Pendant qu’ils traversaient la place, le vent avait cessé de souffler. Le brouillard envahissait l’atmosphère, coupant la visibilité. Il n’empêchait cependant pas de deviner les silhouettes de longues tables devant les premières maisons. De nombreuses personnes y mangeaient ou buvaient en conversant. Il y avait des familles, des jeunes gens, des couples. En passant près de l’un d’eux, Ewannaël s’étonna de voir deux objets circulaires remplis d’une nourriture colorée et des gobelets transparents entre eux. Les gens d’ici avaient décidément d’étranges mœurs.

La famille avait si triste mine qu’un passant s’intéressa enfin à eux. Il leur posa une question, bien sûr incompréhensible. Jolyn lui mima sa fatigue et leur envie de manger. Voyant cela, il commença à tourner les talons mais elle l’arrêta pour lui tendre un petit couteau en os de phoque. Un objet qu’elle avait sculpté lors de la saison des pêches précédente qui attisa l’intérêt de l’étranger. Il fit signe à Ewannaël et les siens de l’attendre. Quelques instants plus tard, il revint avec deux miches de pain énormes. Elles fumaient encore et dégageaient une douce senteur. Ewannaël voulut le prendre dans ses bras en signe de gratitude mais l’homme s’écarta en riant. Il caressa les cheveux d’une Faè à moitié endormie avant de tourner les talons.

— Allons trouver refuge dans l’une de ces maisons.

Jolyn acquiesça. Ils marchèrent jusqu’à la porte la plus proche et frappèrent jusqu’à ce qu’une vieille femme se décide enfin à leur ouvrir. Voyant leurs visages défaits et leurs habits sales, elle referma aussitôt la porte. Ewannaël fut pris de colère devant un tel affront : ces gens ne pouvaient ignorer les devoirs de l’hôte. Il s’apprêtait à frapper à nouveau mais Jolyn le retint par la manche :

— Arrête, on va s’attirer des ennuis. Essayons autre part.

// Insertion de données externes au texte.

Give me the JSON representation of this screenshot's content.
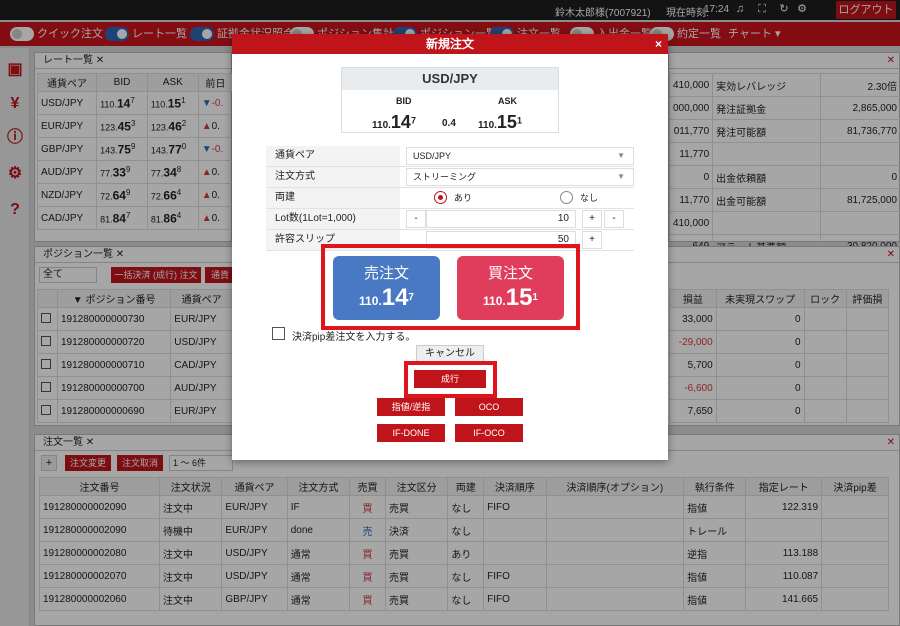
{
  "topbar": {
    "user": "鈴木太郎様(7007921)",
    "time_label": "現在時刻:",
    "time": "17:24",
    "logout": "ログアウト"
  },
  "toolbar": {
    "toggles": [
      {
        "label": "クイック注文",
        "on": false
      },
      {
        "label": "レート一覧",
        "on": true
      },
      {
        "label": "証拠金状況照会",
        "on": true
      },
      {
        "label": "ポジション集計",
        "on": false
      },
      {
        "label": "ポジション一覧",
        "on": true
      },
      {
        "label": "注文一覧",
        "on": true
      },
      {
        "label": "入出金一覧",
        "on": false
      },
      {
        "label": "約定一覧",
        "on": false
      }
    ],
    "chart": "チャート"
  },
  "rates": {
    "title": "レート一覧",
    "headers": [
      "通貨ペア",
      "BID",
      "ASK",
      "前日"
    ],
    "rows": [
      {
        "pair": "USD/JPY",
        "bid_big": "110.",
        "bid_small": "14",
        "bid_sup": "7",
        "ask_big": "110.",
        "ask_small": "15",
        "ask_sup": "1",
        "dir": "down",
        "chg": "-0."
      },
      {
        "pair": "EUR/JPY",
        "bid_big": "123.",
        "bid_small": "45",
        "bid_sup": "3",
        "ask_big": "123.",
        "ask_small": "46",
        "ask_sup": "2",
        "dir": "up",
        "chg": "0."
      },
      {
        "pair": "GBP/JPY",
        "bid_big": "143.",
        "bid_small": "75",
        "bid_sup": "9",
        "ask_big": "143.",
        "ask_small": "77",
        "ask_sup": "0",
        "dir": "down",
        "chg": "-0."
      },
      {
        "pair": "AUD/JPY",
        "bid_big": "77.",
        "bid_small": "33",
        "bid_sup": "9",
        "ask_big": "77.",
        "ask_small": "34",
        "ask_sup": "8",
        "dir": "up",
        "chg": "0."
      },
      {
        "pair": "NZD/JPY",
        "bid_big": "72.",
        "bid_small": "64",
        "bid_sup": "9",
        "ask_big": "72.",
        "ask_small": "66",
        "ask_sup": "4",
        "dir": "up",
        "chg": "0."
      },
      {
        "pair": "CAD/JPY",
        "bid_big": "81.",
        "bid_small": "84",
        "bid_sup": "7",
        "ask_big": "81.",
        "ask_small": "86",
        "ask_sup": "4",
        "dir": "up",
        "chg": "0."
      }
    ]
  },
  "margin": {
    "rows": [
      {
        "v1": "410,000",
        "k2": "実効レバレッジ",
        "v2": "2.30倍"
      },
      {
        "v1": "000,000",
        "k2": "発注証拠金",
        "v2": "2,865,000"
      },
      {
        "v1": "011,770",
        "k2": "発注可能額",
        "v2": "81,736,770"
      },
      {
        "v1": "11,770",
        "k2": "",
        "v2": ""
      },
      {
        "v1": "0",
        "k2": "出金依頼額",
        "v2": "0"
      },
      {
        "v1": "11,770",
        "k2": "出金可能額",
        "v2": "81,725,000"
      },
      {
        "v1": "410,000",
        "k2": "",
        "v2": ""
      },
      {
        "v1": "649",
        "k2": "アラート基準額",
        "v2": "30,820,000"
      }
    ]
  },
  "positions": {
    "title": "ポジション一覧",
    "filter": "全て",
    "bulk_button": "一括決済 (成行) 注文",
    "currency_button": "通貨",
    "headers": [
      "▼ ポジション番号",
      "通貨ペア"
    ],
    "right_headers": [
      "損益",
      "未実現スワップ",
      "ロック",
      "評価損"
    ],
    "rows": [
      {
        "id": "191280000000730",
        "pair": "EUR/JPY",
        "pl": "33,000",
        "pl_neg": false,
        "swap": "0"
      },
      {
        "id": "191280000000720",
        "pair": "USD/JPY",
        "pl": "-29,000",
        "pl_neg": true,
        "swap": "0"
      },
      {
        "id": "191280000000710",
        "pair": "CAD/JPY",
        "pl": "5,700",
        "pl_neg": false,
        "swap": "0"
      },
      {
        "id": "191280000000700",
        "pair": "AUD/JPY",
        "pl": "-6,600",
        "pl_neg": true,
        "swap": "0"
      },
      {
        "id": "191280000000690",
        "pair": "EUR/JPY",
        "pl": "7,650",
        "pl_neg": false,
        "swap": "0"
      }
    ]
  },
  "orders": {
    "title": "注文一覧",
    "plus": "+",
    "change_button": "注文変更",
    "cancel_button": "注文取消",
    "count_select": "1 ～ 6件",
    "headers": [
      "注文番号",
      "注文状況",
      "通貨ペア",
      "注文方式",
      "売買",
      "注文区分",
      "両建",
      "決済順序",
      "決済順序(オプション)",
      "執行条件",
      "指定レート",
      "決済pip差"
    ],
    "rows": [
      {
        "id": "191280000002090",
        "status": "注文中",
        "pair": "EUR/JPY",
        "method": "IF",
        "side": "買",
        "kind": "売買",
        "hedge": "なし",
        "order": "FIFO",
        "cond": "指値",
        "rate": "122.319"
      },
      {
        "id": "191280000002090",
        "status": "待機中",
        "pair": "EUR/JPY",
        "method": "done",
        "side": "売",
        "kind": "決済",
        "hedge": "なし",
        "order": "",
        "cond": "トレール",
        "rate": ""
      },
      {
        "id": "191280000002080",
        "status": "注文中",
        "pair": "USD/JPY",
        "method": "通常",
        "side": "買",
        "kind": "売買",
        "hedge": "あり",
        "order": "",
        "cond": "逆指",
        "rate": "113.188"
      },
      {
        "id": "191280000002070",
        "status": "注文中",
        "pair": "USD/JPY",
        "method": "通常",
        "side": "買",
        "kind": "売買",
        "hedge": "なし",
        "order": "FIFO",
        "cond": "指値",
        "rate": "110.087"
      },
      {
        "id": "191280000002060",
        "status": "注文中",
        "pair": "GBP/JPY",
        "method": "通常",
        "side": "買",
        "kind": "売買",
        "hedge": "なし",
        "order": "FIFO",
        "cond": "指値",
        "rate": "141.665"
      }
    ]
  },
  "modal": {
    "title": "新規注文",
    "close": "×",
    "pair": "USD/JPY",
    "bid_label": "BID",
    "ask_label": "ASK",
    "bid_big": "110.",
    "bid_small": "14",
    "bid_sup": "7",
    "ask_big": "110.",
    "ask_small": "15",
    "ask_sup": "1",
    "spread": "0.4",
    "rows": {
      "pair_label": "通貨ペア",
      "pair_value": "USD/JPY",
      "method_label": "注文方式",
      "method_value": "ストリーミング",
      "hedge_label": "両建",
      "hedge_yes": "あり",
      "hedge_no": "なし",
      "lot_label": "Lot数(1Lot=1,000)",
      "lot_minus": "-",
      "lot_value": "10",
      "lot_plus": "+",
      "lot_minus2": "-",
      "slip_label": "許容スリップ",
      "slip_value": "50",
      "slip_plus": "+"
    },
    "sell_label": "売注文",
    "sell_big": "110.",
    "sell_small": "14",
    "sell_sup": "7",
    "buy_label": "買注文",
    "buy_big": "110.",
    "buy_small": "15",
    "buy_sup": "1",
    "settle_checkbox": "決済pip差注文を入力する。",
    "cancel": "キャンセル",
    "market": "成行",
    "limit_stop": "指値/逆指",
    "oco": "OCO",
    "ifdone": "IF-DONE",
    "ifoco": "IF-OCO"
  },
  "colors": {
    "accent": "#c0141b",
    "sell": "#4a79c3",
    "buy": "#e03c5c",
    "frame": "#e0141b"
  }
}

La colère se mua en déception puis en résignation à mesure que les refus s’enchaînèrent. Il y eut des cris, des silences, des moqueries, des signes du visage, des regards curieux, mais invariablement, la porte se refermait. Peu à peu Ewannaël comprit qu’à cet endroit, les gens n’avaient pas le devoir de s’accueillir. Cette quête les mena à traverser de longues artères, s’enfonçant toujours plus dans les entrailles de la cité. Le port bondé et bruyant paraissait loin désormais, à présent remplacé par des rues d’une largeur insensée. Sans l’angoisse pressante d’où loger les siens, Ewannaël se serait étonné des engins à deux roues qui les dépassaient à toute vitesse.

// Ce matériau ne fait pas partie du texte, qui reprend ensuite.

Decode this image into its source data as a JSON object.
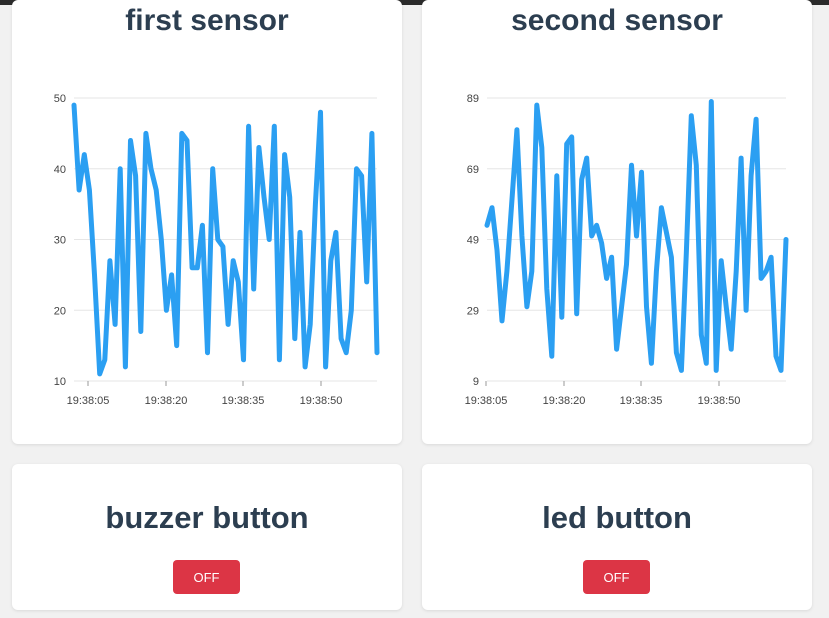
{
  "chart_data": [
    {
      "type": "line",
      "title": "first sensor",
      "color": "#2b9ff2",
      "ylim": [
        10,
        50
      ],
      "yticks": [
        "50",
        "40",
        "30",
        "20",
        "10"
      ],
      "xticks": [
        "19:38:05",
        "19:38:20",
        "19:38:35",
        "19:38:50"
      ],
      "series": [
        {
          "values": [
            49,
            37,
            42,
            37,
            25,
            11,
            13,
            27,
            18,
            40,
            12,
            44,
            39,
            17,
            45,
            40,
            37,
            30,
            20,
            25,
            15,
            45,
            44,
            26,
            26,
            32,
            14,
            40,
            30,
            29,
            18,
            27,
            24,
            13,
            46,
            23,
            43,
            36,
            30,
            46,
            13,
            42,
            36,
            16,
            31,
            12,
            18,
            35,
            48,
            12,
            27,
            31,
            16,
            14,
            20,
            40,
            39,
            24,
            45,
            14
          ]
        }
      ],
      "grid": true
    },
    {
      "type": "line",
      "title": "second sensor",
      "color": "#2b9ff2",
      "ylim": [
        9,
        89
      ],
      "yticks": [
        "89",
        "69",
        "49",
        "29",
        "9"
      ],
      "xticks": [
        "19:38:05",
        "19:38:20",
        "19:38:35",
        "19:38:50"
      ],
      "series": [
        {
          "values": [
            53,
            58,
            46,
            26,
            40,
            60,
            80,
            50,
            30,
            40,
            87,
            75,
            35,
            16,
            67,
            27,
            76,
            78,
            28,
            66,
            72,
            50,
            53,
            48,
            38,
            44,
            18,
            30,
            42,
            70,
            50,
            68,
            30,
            14,
            40,
            58,
            51,
            44,
            17,
            12,
            45,
            84,
            70,
            22,
            14,
            88,
            12,
            43,
            30,
            18,
            40,
            72,
            29,
            67,
            83,
            38,
            40,
            44,
            16,
            12,
            49
          ]
        }
      ],
      "grid": true
    }
  ],
  "buzzer": {
    "title": "buzzer button",
    "state_label": "OFF"
  },
  "led": {
    "title": "led button",
    "state_label": "OFF"
  },
  "colors": {
    "line": "#2b9ff2",
    "button_off": "#dc3545",
    "title": "#2c3e50"
  }
}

Après de nouveaux échecs, Ewannaël, Jolyn et leurs enfants finirent par s’arrêter au coin d’une ruelle sombre pour reprendre leur souffle. La température avait baissé et Edenn frissonnait. Il fallait se rendre à l’évidence : ils ne trouveraient pas d’hôtes pour la nuit. Le père de famille finit par annoncer :

 — Ne bougez pas, je vais chercher la tente.

— Ewan, il est trop tard pour ça. Les enfants sont épuisés, et nous aussi. On a marché longtemps, avec la nuit tu pourrais te perdre. Dormons derrière ce mur, on se serrera sous une couverture. Ça ira.

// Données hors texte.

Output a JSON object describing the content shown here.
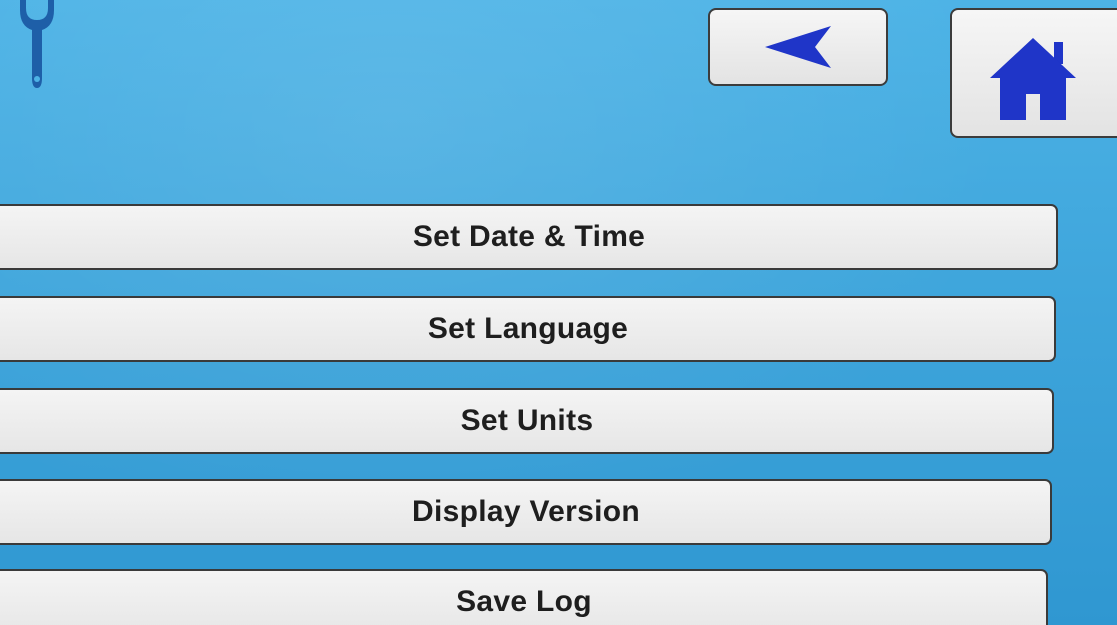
{
  "header": {
    "settings_icon": "wrench-icon",
    "back_icon": "arrow-left-icon",
    "home_icon": "home-icon"
  },
  "menu": {
    "items": [
      {
        "label": "Set Date & Time"
      },
      {
        "label": "Set Language"
      },
      {
        "label": "Set Units"
      },
      {
        "label": "Display Version"
      },
      {
        "label": "Save Log"
      }
    ]
  },
  "colors": {
    "screen_background": "#3fa6dc",
    "button_face": "#ececec",
    "icon_blue": "#1f35c8",
    "wrench_blue": "#1e5fa8",
    "text": "#1e1e1e"
  }
}
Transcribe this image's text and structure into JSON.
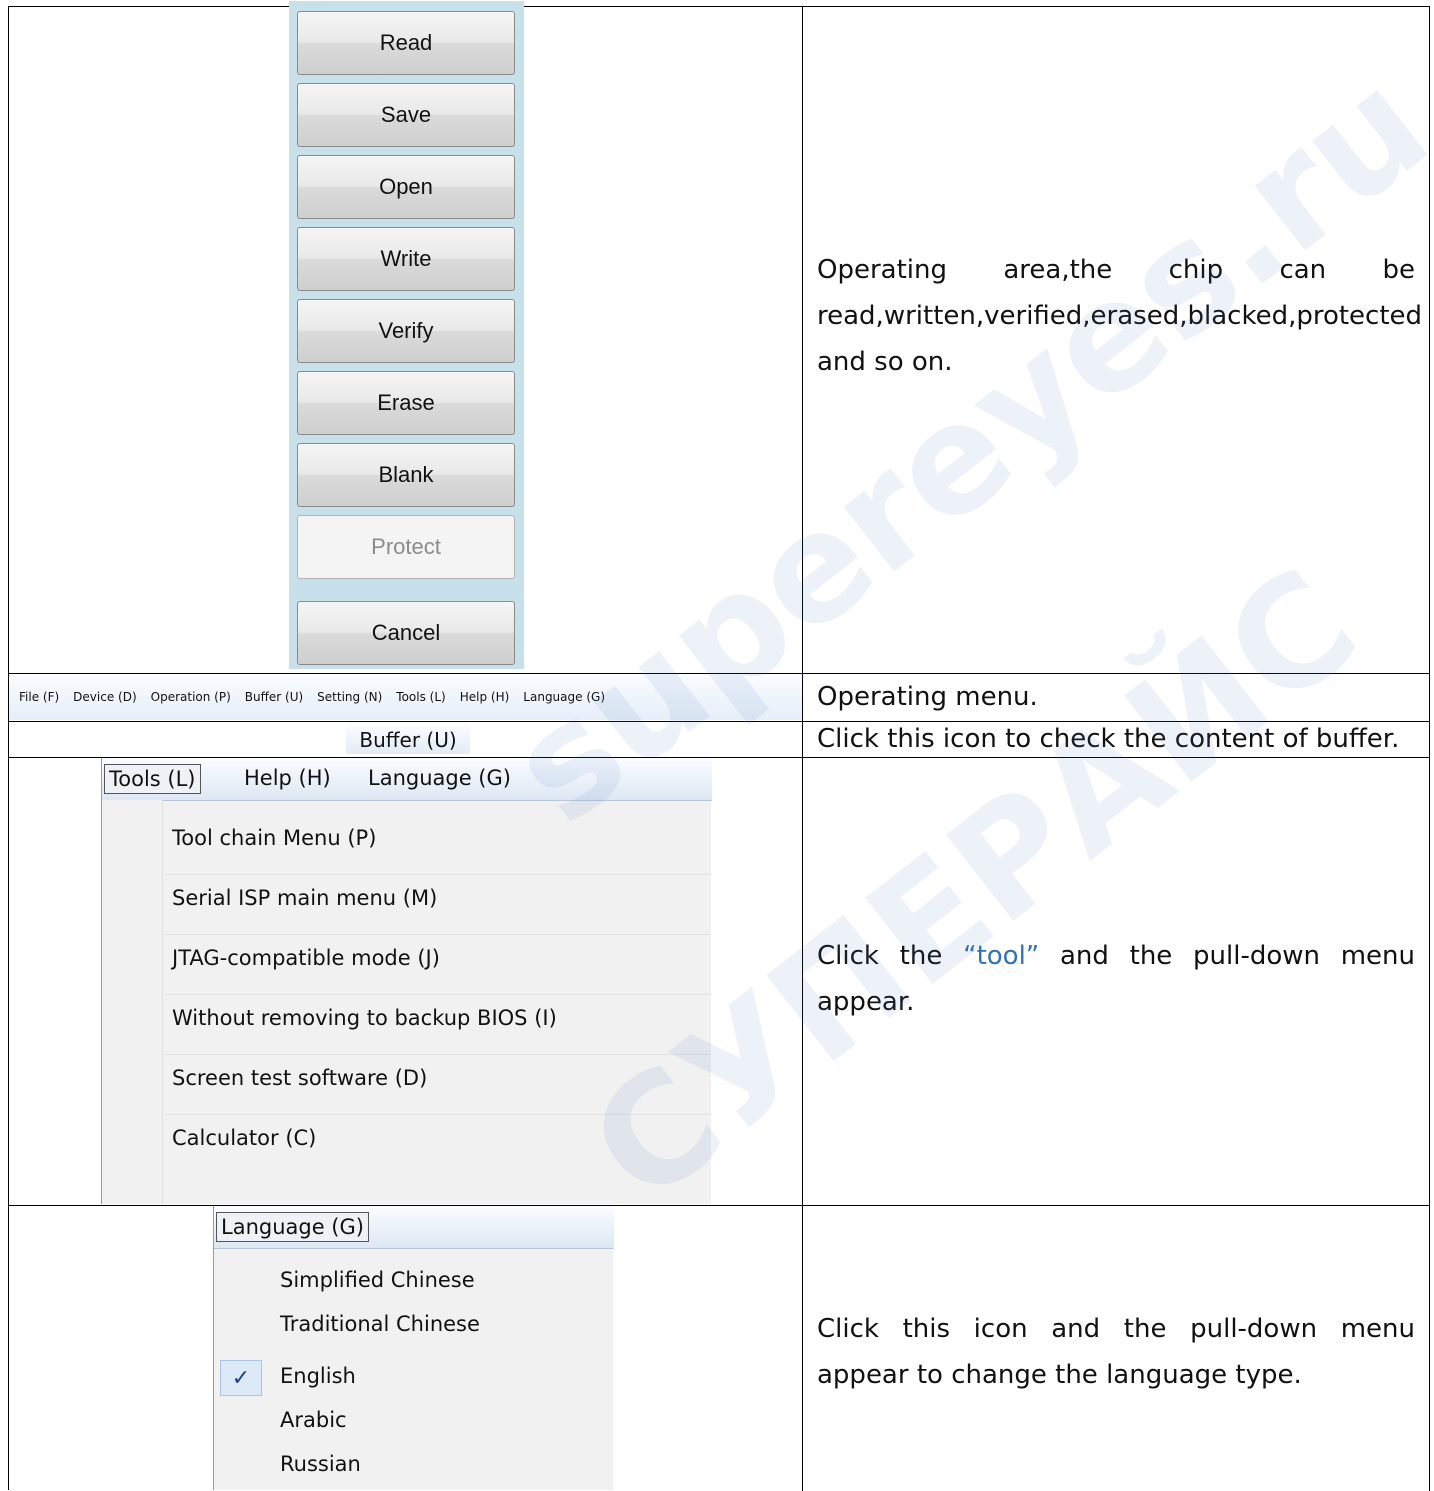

Son mari voulut rétorquer que c’était hors de question mais il savait que Jolyn avait raison. Ils s’assirent sur le sol froid et procédèrent au partage du pain. Manger fit du bien à tout le monde. Les inquiétudes d’Ewannaël se dissipèrent avec la douceur de la mie sous sa langue, le croquant de la croûte sous ses dents. Après avoir erré comme un fantôme dans cette ville inconnue, il se sentit revivre. Cette énergie lui donna le courage d’aller frapper seul aux portes environnantes. Cinq nouveaux échecs achevèrent de le décourager.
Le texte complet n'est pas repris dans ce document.